Indeed, it makes you wonder if these people would only be happy if Kyle Rittenhouse had been captured by Joseph Rosenbaum and had done to him whatever it is that child rapists do, been beaten to an even bloodier pulp with Anthony Huber’s skateboard, kicked in the head even more by “jump kick man,” pelted with more concrete blocks, had more haymakers landed on his head by his pursuers, actually been shot by Gaige Grosskreutz’s Glock and left for dead, with brain ooze spilling out the side of head, and then shot with his own gun by Left’s shock troops of Antifa and BLM mobs.
Now that’s a death they can get behind. It would be the subject of the Left’s creative class’ next graphic novel or a snuff film.
These people have been mis-dis-and-mal-informing the public about the Rittenhouse case. It was a cause célèbre and therefore the perfect subject for political persecution by a dirty prosecutor. And that’s exactly what happened here.
If they couldn’t get their kill in the streets, they’ll take the shot in court.
As we’ve seen in the George Zimmerman and Kyle Rittenhouse cases, there has always been overwhelming evidence that the shootings involved occurred in self-defense. But Branca, writing over at his Law of Self Defense website says that the legal process has been weaponized and that it’s unethical, but there’s no downside for prosecutors. They still earn their political stripes for at least smearing the unpopular defendant even if a jury finds him not guilty.
The consequences for the clearly innocent defender, however, are catastrophic no matter how strong his case of self-defense. For the lawful defender who finds himself the target of a rogue, politically motivated prosecutor, it’s a lose-lose.

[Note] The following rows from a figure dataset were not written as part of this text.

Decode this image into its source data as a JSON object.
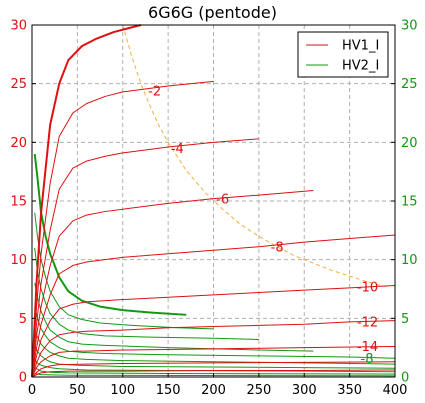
{
  "chart_data": {
    "type": "line",
    "title": "6G6G (pentode)",
    "xlabel": "",
    "ylabel": "",
    "xlim": [
      0,
      400
    ],
    "ylim": [
      0,
      30
    ],
    "y2lim": [
      0,
      30
    ],
    "x_ticks": [
      0,
      50,
      100,
      150,
      200,
      250,
      300,
      350,
      400
    ],
    "y_ticks": [
      0,
      5,
      10,
      15,
      20,
      25,
      30
    ],
    "grid": true,
    "legend_position": "top-right",
    "legend": [
      {
        "name": "HV1_I",
        "color": "#dd1111"
      },
      {
        "name": "HV2_I",
        "color": "#119911"
      }
    ],
    "colors": {
      "hv1": "#dd1111",
      "hv2": "#119911",
      "dissipation": "#f0b040",
      "left_axis": "#dd1111",
      "right_axis": "#119911",
      "grid": "#b0b0b0"
    },
    "series_hv1": [
      {
        "grid_v": "0",
        "points": [
          [
            0,
            0
          ],
          [
            5,
            8
          ],
          [
            10,
            14
          ],
          [
            20,
            21.5
          ],
          [
            30,
            25
          ],
          [
            40,
            27
          ],
          [
            55,
            28.2
          ],
          [
            70,
            28.8
          ],
          [
            90,
            29.4
          ],
          [
            120,
            30
          ]
        ]
      },
      {
        "grid_v": "-2",
        "points": [
          [
            0,
            0
          ],
          [
            5,
            6
          ],
          [
            10,
            10.5
          ],
          [
            20,
            16.5
          ],
          [
            30,
            20.5
          ],
          [
            45,
            22.5
          ],
          [
            60,
            23.3
          ],
          [
            80,
            23.9
          ],
          [
            100,
            24.3
          ],
          [
            150,
            24.8
          ],
          [
            200,
            25.2
          ]
        ]
      },
      {
        "grid_v": "-4",
        "points": [
          [
            0,
            0
          ],
          [
            5,
            4.5
          ],
          [
            10,
            8
          ],
          [
            20,
            12.5
          ],
          [
            30,
            16
          ],
          [
            45,
            17.8
          ],
          [
            60,
            18.4
          ],
          [
            80,
            18.8
          ],
          [
            100,
            19.1
          ],
          [
            150,
            19.6
          ],
          [
            200,
            20.0
          ],
          [
            250,
            20.3
          ]
        ]
      },
      {
        "grid_v": "-6",
        "points": [
          [
            0,
            0
          ],
          [
            5,
            3.5
          ],
          [
            10,
            6
          ],
          [
            20,
            9.5
          ],
          [
            30,
            12
          ],
          [
            45,
            13.3
          ],
          [
            60,
            13.8
          ],
          [
            80,
            14.1
          ],
          [
            100,
            14.3
          ],
          [
            150,
            14.8
          ],
          [
            200,
            15.2
          ],
          [
            250,
            15.5
          ],
          [
            310,
            15.9
          ]
        ]
      },
      {
        "grid_v": "-8",
        "points": [
          [
            0,
            0
          ],
          [
            5,
            2.5
          ],
          [
            10,
            4.5
          ],
          [
            20,
            7
          ],
          [
            30,
            8.8
          ],
          [
            45,
            9.5
          ],
          [
            60,
            9.8
          ],
          [
            80,
            10.0
          ],
          [
            100,
            10.2
          ],
          [
            150,
            10.5
          ],
          [
            200,
            10.8
          ],
          [
            250,
            11.1
          ],
          [
            300,
            11.5
          ],
          [
            350,
            11.8
          ],
          [
            400,
            12.1
          ]
        ]
      },
      {
        "grid_v": "-10",
        "points": [
          [
            0,
            0
          ],
          [
            5,
            1.8
          ],
          [
            10,
            3.2
          ],
          [
            20,
            4.8
          ],
          [
            30,
            5.8
          ],
          [
            45,
            6.2
          ],
          [
            60,
            6.4
          ],
          [
            100,
            6.6
          ],
          [
            150,
            6.8
          ],
          [
            200,
            7.0
          ],
          [
            250,
            7.2
          ],
          [
            300,
            7.4
          ],
          [
            350,
            7.6
          ],
          [
            400,
            7.8
          ]
        ]
      },
      {
        "grid_v": "-12",
        "points": [
          [
            0,
            0
          ],
          [
            5,
            1.2
          ],
          [
            10,
            2.1
          ],
          [
            20,
            3.1
          ],
          [
            30,
            3.6
          ],
          [
            45,
            3.8
          ],
          [
            60,
            3.9
          ],
          [
            100,
            4.0
          ],
          [
            150,
            4.2
          ],
          [
            200,
            4.3
          ],
          [
            250,
            4.4
          ],
          [
            300,
            4.5
          ],
          [
            350,
            4.7
          ],
          [
            400,
            4.8
          ]
        ]
      },
      {
        "grid_v": "-14",
        "points": [
          [
            0,
            0
          ],
          [
            5,
            0.8
          ],
          [
            10,
            1.3
          ],
          [
            20,
            1.8
          ],
          [
            30,
            2.1
          ],
          [
            45,
            2.2
          ],
          [
            60,
            2.2
          ],
          [
            100,
            2.3
          ],
          [
            200,
            2.4
          ],
          [
            300,
            2.5
          ],
          [
            400,
            2.6
          ]
        ]
      },
      {
        "grid_v": "-16",
        "points": [
          [
            0,
            0
          ],
          [
            5,
            0.4
          ],
          [
            10,
            0.7
          ],
          [
            20,
            0.95
          ],
          [
            30,
            1.05
          ],
          [
            60,
            1.1
          ],
          [
            100,
            1.15
          ],
          [
            200,
            1.2
          ],
          [
            300,
            1.25
          ],
          [
            400,
            1.3
          ]
        ]
      },
      {
        "grid_v": "-18",
        "points": [
          [
            0,
            0
          ],
          [
            5,
            0.2
          ],
          [
            10,
            0.35
          ],
          [
            20,
            0.45
          ],
          [
            40,
            0.5
          ],
          [
            100,
            0.5
          ],
          [
            200,
            0.55
          ],
          [
            300,
            0.55
          ],
          [
            400,
            0.6
          ]
        ]
      }
    ],
    "series_hv2": [
      {
        "grid_v": "0",
        "points": [
          [
            3,
            19
          ],
          [
            6,
            17
          ],
          [
            10,
            14
          ],
          [
            15,
            12
          ],
          [
            20,
            10.5
          ],
          [
            30,
            8.5
          ],
          [
            40,
            7.3
          ],
          [
            55,
            6.5
          ],
          [
            75,
            6.0
          ],
          [
            100,
            5.7
          ],
          [
            130,
            5.5
          ],
          [
            170,
            5.3
          ]
        ]
      },
      {
        "grid_v": "-2",
        "points": [
          [
            3,
            14
          ],
          [
            6,
            12
          ],
          [
            10,
            10
          ],
          [
            15,
            8.5
          ],
          [
            20,
            7.3
          ],
          [
            30,
            6.0
          ],
          [
            40,
            5.3
          ],
          [
            55,
            4.9
          ],
          [
            75,
            4.6
          ],
          [
            110,
            4.4
          ],
          [
            160,
            4.2
          ],
          [
            200,
            4.1
          ]
        ]
      },
      {
        "grid_v": "-4",
        "points": [
          [
            3,
            11
          ],
          [
            6,
            9
          ],
          [
            10,
            7.5
          ],
          [
            15,
            6.3
          ],
          [
            20,
            5.4
          ],
          [
            30,
            4.5
          ],
          [
            40,
            4.0
          ],
          [
            55,
            3.7
          ],
          [
            80,
            3.5
          ],
          [
            130,
            3.4
          ],
          [
            200,
            3.3
          ],
          [
            250,
            3.2
          ]
        ]
      },
      {
        "grid_v": "-6",
        "points": [
          [
            3,
            8
          ],
          [
            6,
            6.8
          ],
          [
            10,
            5.6
          ],
          [
            15,
            4.7
          ],
          [
            20,
            4.0
          ],
          [
            30,
            3.4
          ],
          [
            40,
            3.0
          ],
          [
            55,
            2.8
          ],
          [
            80,
            2.7
          ],
          [
            150,
            2.5
          ],
          [
            250,
            2.3
          ],
          [
            310,
            2.2
          ]
        ]
      },
      {
        "grid_v": "-8",
        "points": [
          [
            3,
            6
          ],
          [
            6,
            5
          ],
          [
            10,
            4.1
          ],
          [
            15,
            3.5
          ],
          [
            20,
            3.0
          ],
          [
            30,
            2.5
          ],
          [
            40,
            2.2
          ],
          [
            55,
            2.1
          ],
          [
            80,
            2.0
          ],
          [
            150,
            1.9
          ],
          [
            250,
            1.8
          ],
          [
            350,
            1.7
          ],
          [
            400,
            1.6
          ]
        ]
      },
      {
        "grid_v": "-10",
        "points": [
          [
            3,
            4
          ],
          [
            6,
            3.4
          ],
          [
            10,
            2.8
          ],
          [
            15,
            2.4
          ],
          [
            20,
            2.1
          ],
          [
            30,
            1.8
          ],
          [
            40,
            1.6
          ],
          [
            60,
            1.5
          ],
          [
            100,
            1.4
          ],
          [
            200,
            1.3
          ],
          [
            300,
            1.2
          ],
          [
            400,
            1.1
          ]
        ]
      },
      {
        "grid_v": "-12",
        "points": [
          [
            3,
            2.6
          ],
          [
            6,
            2.2
          ],
          [
            10,
            1.8
          ],
          [
            15,
            1.5
          ],
          [
            20,
            1.3
          ],
          [
            30,
            1.1
          ],
          [
            50,
            1.0
          ],
          [
            100,
            0.9
          ],
          [
            200,
            0.85
          ],
          [
            300,
            0.8
          ],
          [
            400,
            0.75
          ]
        ]
      },
      {
        "grid_v": "-14",
        "points": [
          [
            3,
            1.5
          ],
          [
            6,
            1.2
          ],
          [
            10,
            1.0
          ],
          [
            20,
            0.8
          ],
          [
            30,
            0.7
          ],
          [
            60,
            0.6
          ],
          [
            150,
            0.55
          ],
          [
            300,
            0.5
          ],
          [
            400,
            0.45
          ]
        ]
      },
      {
        "grid_v": "-16",
        "points": [
          [
            3,
            0.8
          ],
          [
            10,
            0.5
          ],
          [
            20,
            0.4
          ],
          [
            40,
            0.35
          ],
          [
            150,
            0.3
          ],
          [
            400,
            0.25
          ]
        ]
      },
      {
        "grid_v": "-18",
        "points": [
          [
            3,
            0.3
          ],
          [
            10,
            0.2
          ],
          [
            40,
            0.15
          ],
          [
            400,
            0.1
          ]
        ]
      }
    ],
    "dissipation_curve": [
      [
        100,
        30
      ],
      [
        110,
        27.3
      ],
      [
        120,
        25
      ],
      [
        130,
        23.1
      ],
      [
        140,
        21.4
      ],
      [
        150,
        20
      ],
      [
        170,
        17.6
      ],
      [
        190,
        15.8
      ],
      [
        210,
        14.3
      ],
      [
        230,
        13
      ],
      [
        250,
        12
      ],
      [
        270,
        11.1
      ],
      [
        290,
        10.3
      ],
      [
        310,
        9.7
      ],
      [
        330,
        9.1
      ],
      [
        350,
        8.6
      ],
      [
        370,
        8.1
      ],
      [
        390,
        7.7
      ]
    ],
    "annotations": [
      {
        "text": "-2",
        "x": 128,
        "y": 24.0,
        "color": "#dd1111"
      },
      {
        "text": "-4",
        "x": 153,
        "y": 19.1,
        "color": "#dd1111"
      },
      {
        "text": "-6",
        "x": 203,
        "y": 14.8,
        "color": "#dd1111"
      },
      {
        "text": "-8",
        "x": 263,
        "y": 10.7,
        "color": "#dd1111"
      },
      {
        "text": "-10",
        "x": 358,
        "y": 7.3,
        "color": "#dd1111"
      },
      {
        "text": "-12",
        "x": 358,
        "y": 4.3,
        "color": "#dd1111"
      },
      {
        "text": "-14",
        "x": 358,
        "y": 2.2,
        "color": "#dd1111"
      },
      {
        "text": "-8",
        "x": 362,
        "y": 1.2,
        "color": "#119911"
      }
    ]
  }
}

Sure, the defender with the evidence and law on his side will probably win an acquittal–but at what cost? Especially with the mainstream media having demonized the defender for a year or more prior to the trial–as a murderer, a racist, a white supremacist.
Branca proposes Kyle’s Law to force the state and prosecutor to personally be on the line if the case brought is what Branca calls “laughably weak.” He also wants to make probable cause hearings meaningful again by requiring the state to demonstrate it has enough evidence to bring the case to trial. He wants to make it possible to sue the cop who made up stuff on charging documents, forever besmirching the name of the defendant, as well.
Too often I see a charging document sworn out by law enforcement officers and containing claims for which there is purportedly probable cause on which to base an arrest and prosecution, but which later turn out to be utterly non-existent (e.g., the charging document claim that George Zimmerman “racially profiled” Trayvon Martin, the basis for the second-degree malice murder charge against Zimmerman–in fact, no evidence of “racial profiling was ever offered at trial). Officers who swear out nonsense to facilitate a wrongful prosecution ought to be held accountable, but never are. Let’s change that. Mere threat of perjury charge is not enough, because the prosecutor who induced the false claim is not then going to charge perjury over that very claim. What’s needed is a private cause of action the wrongfully accused themselves can pursue against lying officer. (Added 11/21/21.)
Kyle Rittenhouse did nothing wrong. He has a right to live. And the people who wanted to take away his God-given right to live that horrible night did not have the right to take it.